Frances Young - The Myth of God Incarnate

Frances Young was one of the contributors to The Myth of God Incarnate (1977), alongside Don Cupitt, Michael Goulder, John Hick, Leslie Houlden, Dennis Nineham, and Maurice Wiles. This book caused quite a controversy at the time of its publication, as it seemed to cast doubt on the traditional Christian belief in the incarnation.

It is notable that she took a very different line from the other contributors. In her essay "Two Roots or Tangled Mess", she criticised her fellow contributor Michael Goulder for presenting a hypothetical reconstruction which had "an exclusive concentration on one or two specific sources" and thus failed to look at the complexity of the borderlines of Judaism. In "A Cloud of Witnesses", she calls attention to the different forms in which the early Church spoke of Jesus, and suggests also that the idea of incarnation is part of a symbolic or mythological framework, by which she does not mean the terms are false but rather that "they refer to realities which are.. indefinable in terms of human language, and in their totality, inconceivable within the limited powers and experience of the finite human mind."

Trevor Beeson, in his review in Christian Century (August 31-September 7, 1977. P. 74) found her section one of the most important, saying that her "contribution deserves the most careful examination".
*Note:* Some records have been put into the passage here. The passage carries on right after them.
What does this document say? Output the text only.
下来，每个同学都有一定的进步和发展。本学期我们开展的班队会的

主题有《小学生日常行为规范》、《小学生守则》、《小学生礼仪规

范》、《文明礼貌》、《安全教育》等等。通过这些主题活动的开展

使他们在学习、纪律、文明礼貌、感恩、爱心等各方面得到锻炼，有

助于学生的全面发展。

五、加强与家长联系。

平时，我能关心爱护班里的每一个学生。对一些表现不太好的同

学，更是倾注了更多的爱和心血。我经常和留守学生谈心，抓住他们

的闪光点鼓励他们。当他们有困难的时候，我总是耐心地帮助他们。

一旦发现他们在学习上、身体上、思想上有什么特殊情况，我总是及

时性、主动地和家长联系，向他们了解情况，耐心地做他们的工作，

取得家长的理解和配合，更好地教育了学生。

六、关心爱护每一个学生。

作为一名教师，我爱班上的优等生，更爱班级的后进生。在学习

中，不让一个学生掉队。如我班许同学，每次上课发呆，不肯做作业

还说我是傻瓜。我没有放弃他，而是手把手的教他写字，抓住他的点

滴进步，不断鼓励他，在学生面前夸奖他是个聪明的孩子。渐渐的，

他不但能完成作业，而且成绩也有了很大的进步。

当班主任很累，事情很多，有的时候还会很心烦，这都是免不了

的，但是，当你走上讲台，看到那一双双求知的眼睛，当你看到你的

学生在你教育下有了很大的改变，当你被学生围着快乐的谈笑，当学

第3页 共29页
In the follow-up volume, "Incarnation and Myth"(1979), she again looked at what kind of "evidence" existed in the sources, and showed the strangeness of the language used in her essay "God Suffered and Died", and questioned whether traditional concepts of incarnation made sense, and whether they tended to docetism, losing sight of the suffering of Christ: "I find myself able to say: “I see God in Jesus,” and “God was in Christ reconciling the world to himself,” and other such traditional statements without necessarily having to spell it out in terms of a literal incarnation. I find salvation in Christ, because in him God is disclosed to me as a “suffering God.” God is not only disclosed in him, nor is revelation confined to “biblical times”; but Jesus is the supreme disclosure which opens my eyes to God in the present, and while remaining a man who lived in a particular historical situation, he will always be the unique focus of my perception of and response to God."

However, after further historical research, when she came to write "From Nicaea to Chalcedon", she remarked that she had changed her views; she now thought that the metaphysical language of the early church fathers did make sense once understood properly "as a result of a more profound engagement with the material in the research", a position she was later to take up in "The Making of the Creeds".